Purpose : The accumulation of damaged Mitochondrial DNA (mtDNA) in the RPE positively correlates with the age-related macular degeneration (AMD) disease stage. However, the mechanism by which the accumulation of damaged mtDNA impairs RPE function remains poorly defined. We hypothesize that the accumulation of damaged mtDNA causes a glycolytic switch in the RPE, leading to decreased glucose transfer towards photoreceptors. We have previously shown that expression of the PolG1^D1134A mutant gene increases both mtDNA mutations and the mtDNA^d4977 common deletion. This work aims to define the RPE metabolic changes due to an accumulation of damaged mtDNA using an in vitro model of primary human RPE cells in combination with the PolG1^D1134A gene.

Methods : We electroporated primary human RPE (hRPE) cells with a plasmid expressing either GFP or the PolG1^D1134A dominant mutant. The effect on barrier formation was studied using transepithelial resistance. The impact of mtDNA damage on the localization of GLUT1 transporter was investigated using immunofluorescence staining. [RB1] Similarly, we measured changes in glycolytic genes using RT-qPCR. Finally, to observe changes in lipid metabolism we stained ARPE-19 cells with Oil O Red.

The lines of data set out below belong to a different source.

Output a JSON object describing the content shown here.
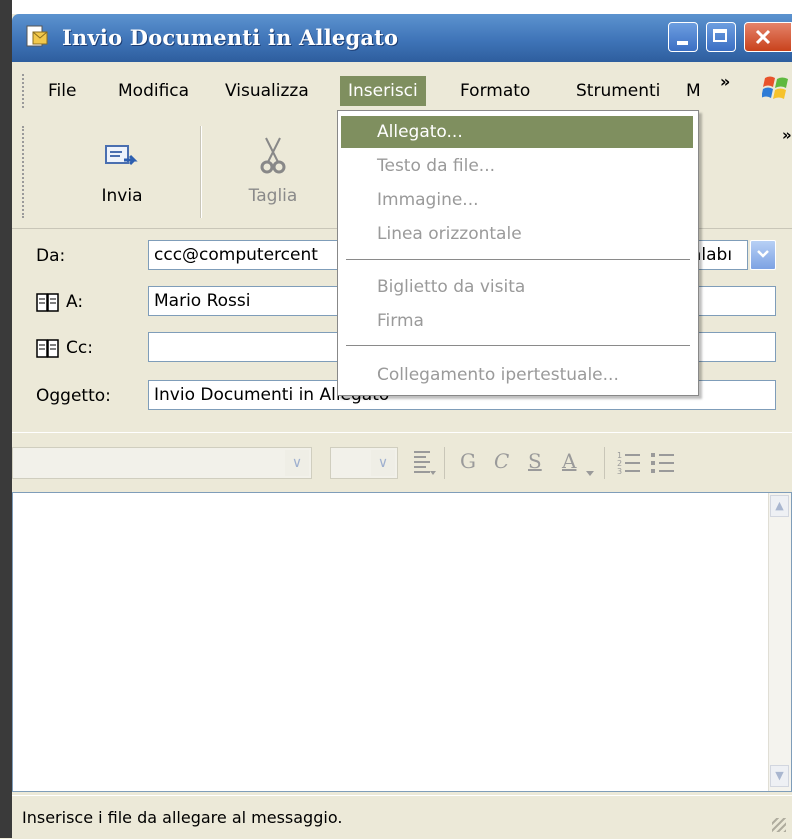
{
  "window": {
    "title": "Invio Documenti in Allegato",
    "controls": [
      "minimize-icon",
      "maximize-icon",
      "close-icon"
    ]
  },
  "menubar": {
    "items": [
      "File",
      "Modifica",
      "Visualizza",
      "Inserisci",
      "Formato",
      "Strumenti",
      "M"
    ],
    "overflow": "»",
    "active": "Inserisci"
  },
  "toolbar": {
    "send_label": "Invia",
    "cut_label": "Taglia",
    "overflow": "»"
  },
  "fields": {
    "from_label": "Da:",
    "from_value": "ccc@computercent",
    "from_suffix": "alabı",
    "to_label": "A:",
    "to_value": "Mario Rossi",
    "cc_label": "Cc:",
    "cc_value": "",
    "subject_label": "Oggetto:",
    "subject_value": "Invio Documenti in Allegato"
  },
  "format_toolbar": {
    "bold": "G",
    "italic": "C",
    "underline": "S",
    "font_color": "A"
  },
  "dropdown": {
    "items": [
      {
        "label": "Allegato...",
        "enabled": true,
        "highlighted": true
      },
      {
        "label": "Testo da file...",
        "enabled": false
      },
      {
        "label": "Immagine...",
        "enabled": false
      },
      {
        "label": "Linea orizzontale",
        "enabled": false
      },
      {
        "label": "Biglietto da visita",
        "enabled": false
      },
      {
        "label": "Firma",
        "enabled": false
      },
      {
        "label": "Collegamento ipertestuale...",
        "enabled": false
      }
    ]
  },
  "statusbar": {
    "text": "Inserisce i file da allegare al messaggio."
  },
  "colors": {
    "titlebar": "#3F74B8",
    "highlight": "#7F8F5F",
    "window_bg": "#ECE9D8"
  }
}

Results : mtDNA damage caused by expression of PolG1D1134A did not significantly impact hRPE transepithelial resistance compared to the control plasmid. The expression of this mutant did cause a mis-localization of the GLUT1 transporter. hRPE cells with mtDNA damage had significant changes in the expression of glycolytic genes (e.g., a 4-fold increase in PFKM1, a 60% decrease in PKM, and an 83% decrease in HK1) 48 hrs after transfection. Finally, mtDNA damage increased the accumulation of lipid droplets positive for Oil O Red.

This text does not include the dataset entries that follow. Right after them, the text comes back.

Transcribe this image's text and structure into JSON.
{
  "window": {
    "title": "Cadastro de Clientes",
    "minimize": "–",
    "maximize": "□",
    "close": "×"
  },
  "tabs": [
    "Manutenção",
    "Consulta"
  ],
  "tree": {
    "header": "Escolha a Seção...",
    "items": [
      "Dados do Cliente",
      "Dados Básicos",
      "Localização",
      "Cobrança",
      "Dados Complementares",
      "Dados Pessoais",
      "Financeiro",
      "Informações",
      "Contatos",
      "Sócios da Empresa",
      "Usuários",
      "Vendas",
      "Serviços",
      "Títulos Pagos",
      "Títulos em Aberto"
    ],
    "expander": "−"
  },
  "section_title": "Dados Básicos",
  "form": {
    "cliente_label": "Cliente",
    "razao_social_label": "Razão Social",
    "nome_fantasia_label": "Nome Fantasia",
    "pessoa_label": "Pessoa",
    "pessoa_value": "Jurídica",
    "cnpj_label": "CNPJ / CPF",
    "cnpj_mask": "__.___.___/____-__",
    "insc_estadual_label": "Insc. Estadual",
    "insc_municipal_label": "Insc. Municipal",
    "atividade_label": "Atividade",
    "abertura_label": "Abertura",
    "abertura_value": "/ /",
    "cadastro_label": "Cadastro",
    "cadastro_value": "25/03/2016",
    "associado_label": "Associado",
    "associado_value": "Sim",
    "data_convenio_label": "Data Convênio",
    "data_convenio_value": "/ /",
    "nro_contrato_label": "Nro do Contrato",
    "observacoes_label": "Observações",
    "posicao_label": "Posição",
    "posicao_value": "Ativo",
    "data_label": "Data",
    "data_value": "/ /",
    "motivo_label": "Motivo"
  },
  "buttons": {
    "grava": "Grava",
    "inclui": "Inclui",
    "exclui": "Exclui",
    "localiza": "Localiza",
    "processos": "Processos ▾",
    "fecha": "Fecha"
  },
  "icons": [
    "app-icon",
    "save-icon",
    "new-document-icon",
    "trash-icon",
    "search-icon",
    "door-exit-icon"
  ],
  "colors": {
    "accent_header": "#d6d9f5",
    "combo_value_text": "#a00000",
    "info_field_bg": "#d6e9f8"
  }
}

Conclusions : Damage to the mtDNA can alter the RPE metabolic state. Cells with damaged mitochondria appear to switch from an oxidative phosphorylation metabolism to a glycolytic metabolism based on gene expression. However, this does not appear to compromise the barrier activity of the RPE, thus suggesting a potential change towards a senescence phenotype and not cell demise. Future studies will determine whether mtDNA damage stimulates markers of senescence in the RPE and how mtDNA damage regulates the expression of nuclear genes. This work will help identify ways to control RPE damage in aging diseases like AMD.

This abstract was presented at the 2024 ARVO Annual Meeting, held in Seattle, WA, May 5-9, 2024.